Тёплые слёзы побежали по моим щекам.
Илья наседал:
— Даже в ад лучше, чем к нему в лапы!
Я поник, голова потяжелела, подбородок устало опустился на грудь. Я робко облизывал сухие трясущиеся губы и сопел забитым носом, пока Илья заливал в себя стопку за стопкой.
— А ещё мы видели какую-то бабку, она кровью плевала, — я снова обратился к нему.
— Это тоже жертва, наверное… Только уже совсем плохая, — ответил мужик.
Он сложил руки на столе, уткнулся в них лбом и задремал.
Я тихонько поднялся, дошёл до уборной, а когда вернулся — Ильи уже не было. Двери и окна оставались закрытыми. Видимо, он попросту растворился во сне и переместился к себе в оккупированную квартиру.
Спустя два или три дня случилось особенно ужасное видение. Посреди гостиной появился страшный железный гроб. В нём лежала моя Катя, покрытая чем-то вроде каменной корки; из её некогда очаровательных глазок и маленьких ноздрей струилась тёмно-алая зловонная жидкость. Неровные ручейки огибали пухленькие губки и стекали по щёчкам. Спустя несколько минут гроб бесследно исчез.
С тех пор я перестал выходить на улицу. Изредка прислонялся ухом к входной двери и слушал разговоры соседей на лестничной площадке; они говорили, что в подъезде стоит трупный смрад.
Вчера увидел в окне гигантский полупрозрачный глаз; он следил за мной, пока я, вопя от испуга, бегал от одной стены к другой.
Теперь, окончательно уничтоженный как морально, так и физически, я оставляю после себя лишь эти записи.

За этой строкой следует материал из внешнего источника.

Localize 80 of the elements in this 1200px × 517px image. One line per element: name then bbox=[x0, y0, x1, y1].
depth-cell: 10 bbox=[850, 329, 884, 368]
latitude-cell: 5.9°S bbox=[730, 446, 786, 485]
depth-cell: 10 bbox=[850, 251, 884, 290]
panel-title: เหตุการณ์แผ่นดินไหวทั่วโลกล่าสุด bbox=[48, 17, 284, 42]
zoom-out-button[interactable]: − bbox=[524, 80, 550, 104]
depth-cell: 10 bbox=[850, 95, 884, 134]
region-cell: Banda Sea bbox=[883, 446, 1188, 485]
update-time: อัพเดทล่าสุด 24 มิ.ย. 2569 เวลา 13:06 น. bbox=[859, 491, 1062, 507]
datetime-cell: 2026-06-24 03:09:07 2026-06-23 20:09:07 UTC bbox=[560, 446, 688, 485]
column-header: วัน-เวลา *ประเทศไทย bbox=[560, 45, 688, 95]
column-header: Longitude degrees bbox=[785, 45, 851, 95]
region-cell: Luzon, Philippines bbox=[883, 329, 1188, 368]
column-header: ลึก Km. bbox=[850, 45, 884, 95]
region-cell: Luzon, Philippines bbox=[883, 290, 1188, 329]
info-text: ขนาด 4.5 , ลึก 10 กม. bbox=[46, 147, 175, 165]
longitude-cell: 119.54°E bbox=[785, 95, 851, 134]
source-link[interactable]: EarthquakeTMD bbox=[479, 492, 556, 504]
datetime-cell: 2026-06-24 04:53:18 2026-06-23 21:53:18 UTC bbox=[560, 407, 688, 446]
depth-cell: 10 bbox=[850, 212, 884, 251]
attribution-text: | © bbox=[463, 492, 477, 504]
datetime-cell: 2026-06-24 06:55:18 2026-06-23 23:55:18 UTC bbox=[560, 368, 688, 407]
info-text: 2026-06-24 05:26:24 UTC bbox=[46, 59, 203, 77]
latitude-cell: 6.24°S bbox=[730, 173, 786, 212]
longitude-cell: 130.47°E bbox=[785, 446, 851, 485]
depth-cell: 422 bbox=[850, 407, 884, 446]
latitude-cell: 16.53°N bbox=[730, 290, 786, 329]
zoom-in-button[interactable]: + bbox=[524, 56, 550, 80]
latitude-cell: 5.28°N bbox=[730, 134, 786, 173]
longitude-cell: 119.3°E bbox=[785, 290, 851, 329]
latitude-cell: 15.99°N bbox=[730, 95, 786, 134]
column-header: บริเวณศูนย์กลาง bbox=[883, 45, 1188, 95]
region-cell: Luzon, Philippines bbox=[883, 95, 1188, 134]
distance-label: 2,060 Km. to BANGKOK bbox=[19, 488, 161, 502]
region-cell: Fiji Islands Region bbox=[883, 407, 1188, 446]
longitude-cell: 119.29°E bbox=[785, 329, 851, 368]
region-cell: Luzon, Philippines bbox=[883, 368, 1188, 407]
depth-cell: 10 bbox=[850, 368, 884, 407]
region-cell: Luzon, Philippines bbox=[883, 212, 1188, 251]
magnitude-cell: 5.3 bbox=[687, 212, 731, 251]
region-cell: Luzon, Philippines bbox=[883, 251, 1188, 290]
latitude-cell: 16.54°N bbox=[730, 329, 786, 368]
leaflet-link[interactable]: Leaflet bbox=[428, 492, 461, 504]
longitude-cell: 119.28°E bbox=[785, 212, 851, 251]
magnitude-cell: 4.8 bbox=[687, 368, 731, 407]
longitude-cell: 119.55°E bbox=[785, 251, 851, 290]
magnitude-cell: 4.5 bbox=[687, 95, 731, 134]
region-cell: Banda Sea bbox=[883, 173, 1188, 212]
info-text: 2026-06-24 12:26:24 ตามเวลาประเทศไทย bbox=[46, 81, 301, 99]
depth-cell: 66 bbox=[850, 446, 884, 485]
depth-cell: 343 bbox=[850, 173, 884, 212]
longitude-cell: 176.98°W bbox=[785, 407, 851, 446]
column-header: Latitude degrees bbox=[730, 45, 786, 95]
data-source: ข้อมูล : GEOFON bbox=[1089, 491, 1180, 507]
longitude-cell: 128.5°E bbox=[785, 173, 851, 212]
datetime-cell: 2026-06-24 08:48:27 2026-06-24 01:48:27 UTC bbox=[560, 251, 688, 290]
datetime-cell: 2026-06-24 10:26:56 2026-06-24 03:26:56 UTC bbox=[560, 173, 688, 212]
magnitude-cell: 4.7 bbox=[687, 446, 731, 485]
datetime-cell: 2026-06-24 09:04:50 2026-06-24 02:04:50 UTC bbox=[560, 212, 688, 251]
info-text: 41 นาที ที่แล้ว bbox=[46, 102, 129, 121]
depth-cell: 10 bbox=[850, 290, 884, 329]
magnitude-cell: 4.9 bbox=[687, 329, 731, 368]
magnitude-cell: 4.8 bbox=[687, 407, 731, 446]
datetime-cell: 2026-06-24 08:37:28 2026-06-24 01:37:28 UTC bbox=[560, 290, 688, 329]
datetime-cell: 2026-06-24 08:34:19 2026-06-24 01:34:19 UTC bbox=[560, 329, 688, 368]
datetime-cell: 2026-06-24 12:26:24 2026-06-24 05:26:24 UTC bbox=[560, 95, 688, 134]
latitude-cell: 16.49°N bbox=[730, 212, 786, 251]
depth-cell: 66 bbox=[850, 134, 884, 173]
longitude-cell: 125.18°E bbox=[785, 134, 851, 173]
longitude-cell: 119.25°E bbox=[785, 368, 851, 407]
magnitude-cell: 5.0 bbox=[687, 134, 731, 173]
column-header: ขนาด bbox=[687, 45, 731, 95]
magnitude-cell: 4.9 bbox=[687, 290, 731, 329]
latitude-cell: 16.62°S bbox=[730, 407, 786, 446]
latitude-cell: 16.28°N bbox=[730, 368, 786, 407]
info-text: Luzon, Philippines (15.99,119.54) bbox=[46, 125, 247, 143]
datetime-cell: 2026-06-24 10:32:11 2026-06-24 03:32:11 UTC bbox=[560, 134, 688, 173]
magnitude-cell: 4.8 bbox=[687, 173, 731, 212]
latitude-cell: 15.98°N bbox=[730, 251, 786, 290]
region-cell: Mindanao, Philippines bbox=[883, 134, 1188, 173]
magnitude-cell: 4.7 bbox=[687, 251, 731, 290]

Я пытался анализировать всё сказанное Ильёй и никак не мог сообразить, неужели спастись от Душехлёба так легко? Тогда почему каждый второй не додумался до этого простого выхода? Ведь даже я, убитый горем, раздумывал о смерти. Быть может, все решившиеся на столь серьёзный шаг, сделали его неправильно и проиграли? А вдруг самоубийство и есть проигрыш, а Илья был одним из хитрых слуг, чья задача подстрекать невинных жертв сдавать свои души добровольно? Его глаза… Эти перемещения, чужая кухня, Райка. Не могу осмыслить. Не хочу верить ему… Я не мог убить Катю…
Я истощён и готов к любому шагу.
Знайте, я спокоен и ничего не боюсь. Но одна гадкая мысль всё-таки тревожит моё сердце: неужто действительно никто, даже самый простой и безобидный человек не защищён?
Выбор страшен: сдаться и очернить свою душу или вытерпеть и почить от истощения. Какой ход выигрышный?
Впрочем, о моём решении вам уже не узнать.